When sex is a dangerous game

New Scientist, 06 September 1997

THE flatworm Pseudoceros bifurcus is no romantic. When it wants sex, it simply rears up and stabs its mate with its penis. Because it is a hermaphroditic species, its mate has a penis too, so it may get a jab in return. This leads to an unusual foreplay ritual that its discoverers in Germany have dubbed "penis fencing".

Nicolaas Michiels and Leslie Newman of the Max Planck Institute for Behavioural Physiology in Seewiesen stumbled upon the 6-centimetre worm in the sea off Heron Island at the southern end of Australia's Great Barrier Reef. For 20 hours they observed 16 pairs of worms, which they had housed in ice-cream tubs. At first, the animals did nothing. "They can't smell, so they couldn't find each other," says Michiels.

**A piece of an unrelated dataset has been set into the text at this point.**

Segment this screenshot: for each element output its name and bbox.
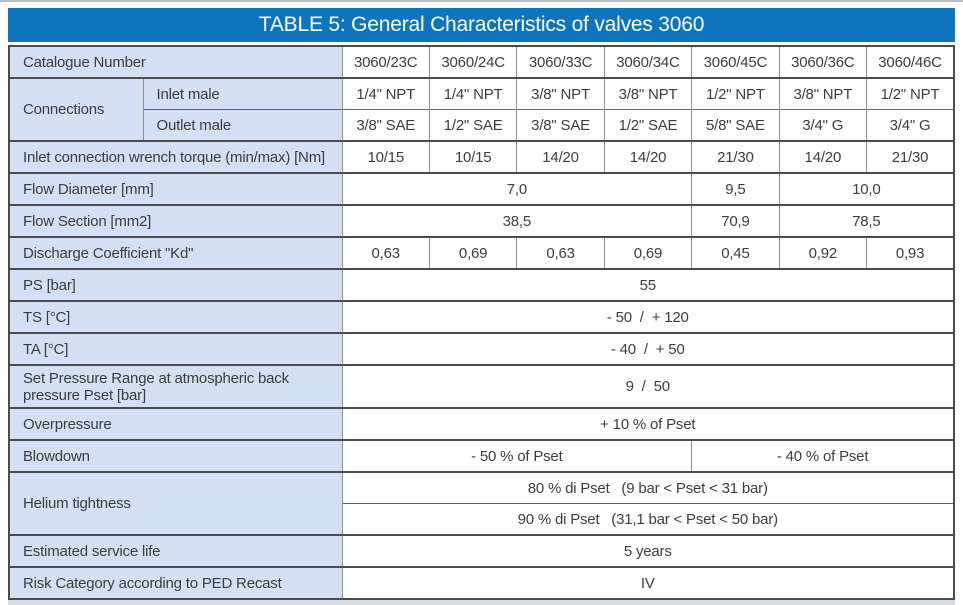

But when the worms happened to meet, they started sexual fencing bouts that lasted up to an hour. The two animals would sit up, evert their penises and try to inject sperm into each other. Only about one out of six strikes leads to successful insemination, says Michiels, who calls the behaviour "brutally inefficient". The animals are left severely wounded, with prominent punctures.

Michiels says each worm may be trying to inseminate others and avoid being stabbed itself so that others have to bear the energetic costs of reproducing its genes. "It's hard to know whether the individuals are really trying to avoid being hit," comments Janet Leonard of Oregon State University in Newport. "It's an interesting hypothesis."